Not all things are bigger in Texas, but the state does boast an extra-large list of things to do. The Lone Star State spans 269,000 square miles, with 624 miles of Gulf coastline, 12 state parks, and 4 national forests, making it a dream-like destination for outdoor enthusiasts.

Of course, with no fewer than six cities with populations over 500,000, Texas offers much more than just wide-open spaces. At Austin’s Congress Avenue Bridge, hundreds gather each summer night to watch as the world’s largest bat colony emerges from beneath the structure––a ritual that helps explain the state capital’s motto: “Keep Austin Weird”. Still, the city is probably best known for its music scene, which draws visitors year-round, and not just to Texas-sized music festivals like South by Southwest. A walk through the city can pair guests with clubs that suit their musical tastes: Continental Club or Antone’s for blues, Emo’s for punk and indie rock, The Elephant Room for jazz, and Broken Spoke for good, old-fashioned honky tonk.

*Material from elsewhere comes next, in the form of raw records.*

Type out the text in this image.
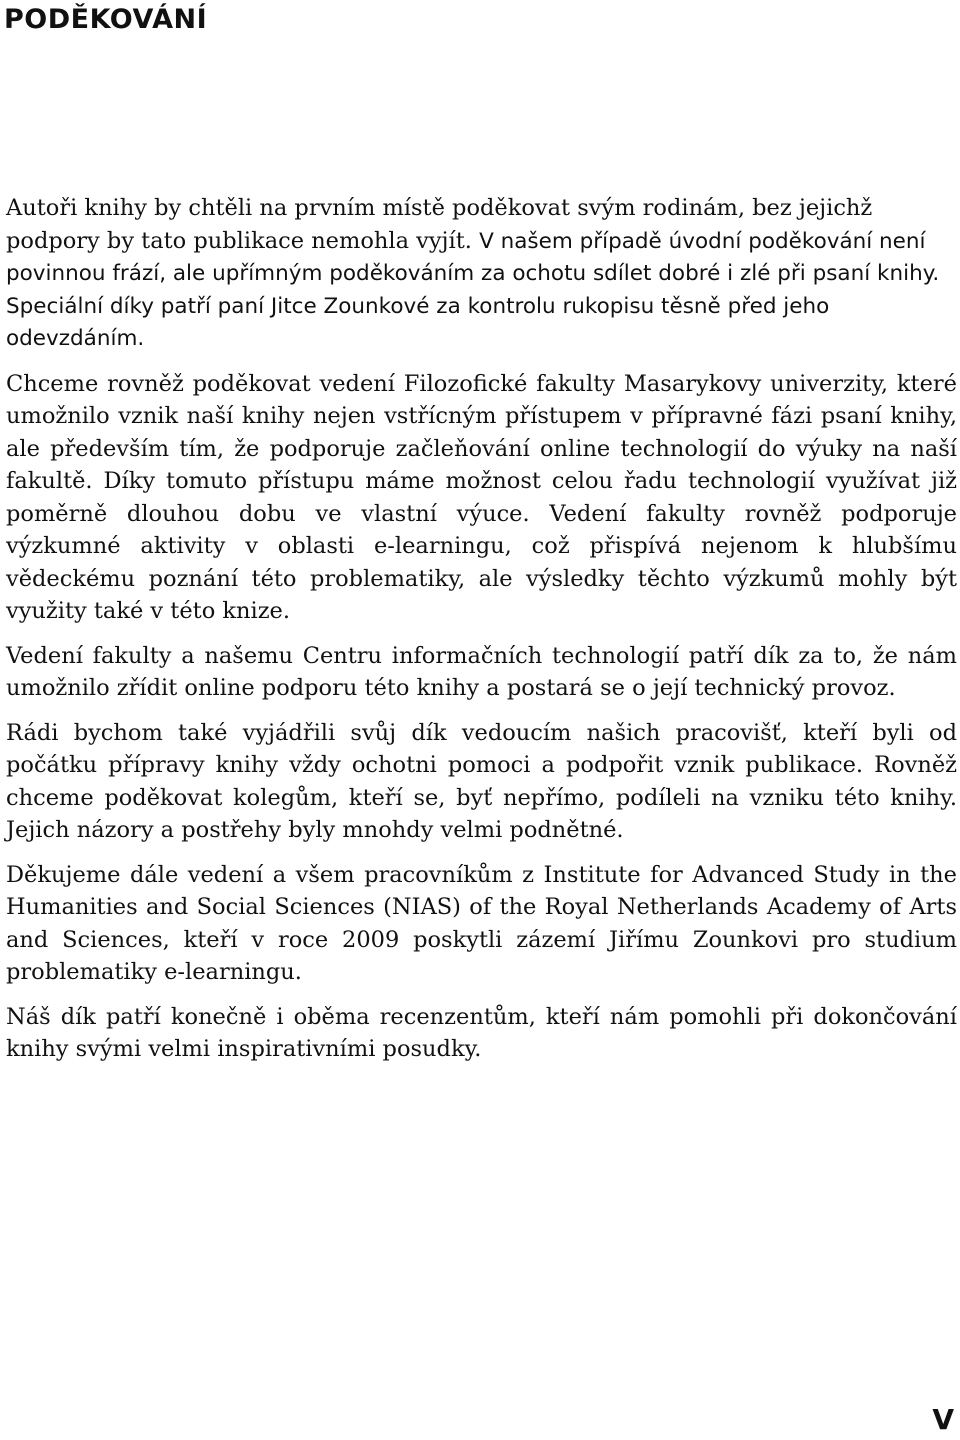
PODĚKOVÁNÍ

Autoři knihy by chtěli na prvním místě poděkovat svým rodinám, bez jejichž podpory by tato publikace nemohla vyjít.

V našem případě úvodní poděkování není povinnou frází, ale upřímným poděkováním za ochotu sdílet dobré i zlé při psaní knihy. Speciální díky patří paní Jitce Zounkové za kontrolu rukopisu těsně před jeho odevzdáním.

Chceme rovněž poděkovat vedení Filozofické fakulty Masarykovy univerzity, které umožnilo vznik naší knihy nejen vstřícným přístupem v přípravné fázi psaní knihy, ale především tím, že podporuje začleňování online technologií do výuky na naší fakultě. Díky tomuto přístupu máme možnost celou řadu technologií využívat již poměrně dlouhou dobu ve vlastní výuce. Vedení fakulty rovněž podporuje výzkumné aktivity v oblasti e-learningu, což přispívá nejenom k hlubšímu vědeckému poznání této problematiky, ale výsledky těchto výzkumů mohly být využity také v této knize.

Vedení fakulty a našemu Centru informačních technologií patří dík za to, že nám umožnilo zřídit online podporu této knihy a postará se o její technický provoz.

Rádi bychom také vyjádřili svůj dík vedoucím našich pracovišť, kteří byli od počátku přípravy knihy vždy ochotni pomoci a podpořit vznik publikace. Rovněž chceme poděkovat kolegům, kteří se, byť nepřímo, podíleli na vzniku této knihy. Jejich názory a postřehy byly mnohdy velmi podnětné.

Děkujeme dále vedení a všem pracovníkům z Institute for Advanced Study in the Humanities and Social Sciences (NIAS) of the Royal Netherlands Academy of Arts and Sciences, kteří v roce 2009 poskytli zázemí Jiřímu Zounkovi pro studium problematiky e-learningu.

Náš dík patří konečně i oběma recenzentům, kteří nám pomohli při dokončování knihy svými velmi inspirativními posudky.

V
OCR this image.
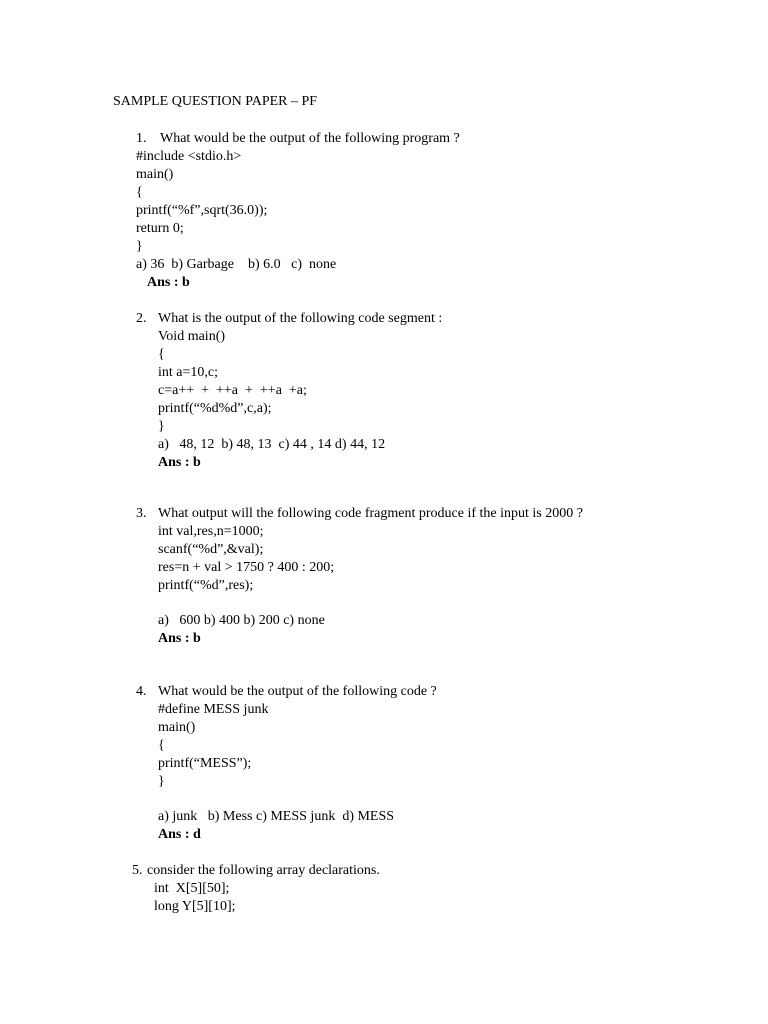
SAMPLE QUESTION PAPER – PF
1. What would be the output of the following program ?
#include <stdio.h>
main()
{
printf(“%f”,sqrt(36.0));
return 0;
}
a) 36  b) Garbage    b) 6.0   c)  none
Ans : b
2. What is the output of the following code segment :
Void main()
{
int a=10,c;
c=a++  +  ++a  +  ++a  +a;
printf(“%d%d”,c,a);
}
a)   48, 12  b) 48, 13  c) 44 , 14 d) 44, 12
Ans : b
3. What output will the following code fragment produce if the input is 2000 ?
int val,res,n=1000;
scanf(“%d”,&val);
res=n + val > 1750 ? 400 : 200;
printf(“%d”,res);
a)   600 b) 400 b) 200 c) none
Ans : b
4. What would be the output of the following code ?
#define MESS junk
main()
{
printf(“MESS”);
}
a) junk   b) Mess c) MESS junk  d) MESS
Ans : d
5. consider the following array declarations.
int  X[5][50];
long Y[5][10];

In Dallas, many of the sights revolve around one of history’s most incomprehensible events. Formerly the Texas Schoolbook Depository, Dealey Plaza is now home to the Sixth Floor Museum, where exhibits detail the life and death of JFK and also give guests a chance to peer from the very window where Lee Harvey Oswald fired the fatal shot.

San Antonio is also home to a slice of American history. At The Alamo, visitors can see where legends such as Davy Crockett and James Bowie fought against the Mexican Army in 1836. The historic mission is located just a stone’s throw from the San Antonio River Walk, which–-beyond being the largest ecosystem restoration in an urban area––is home to art installations, cowboy hat shops, and more than 50 bars and restaurants.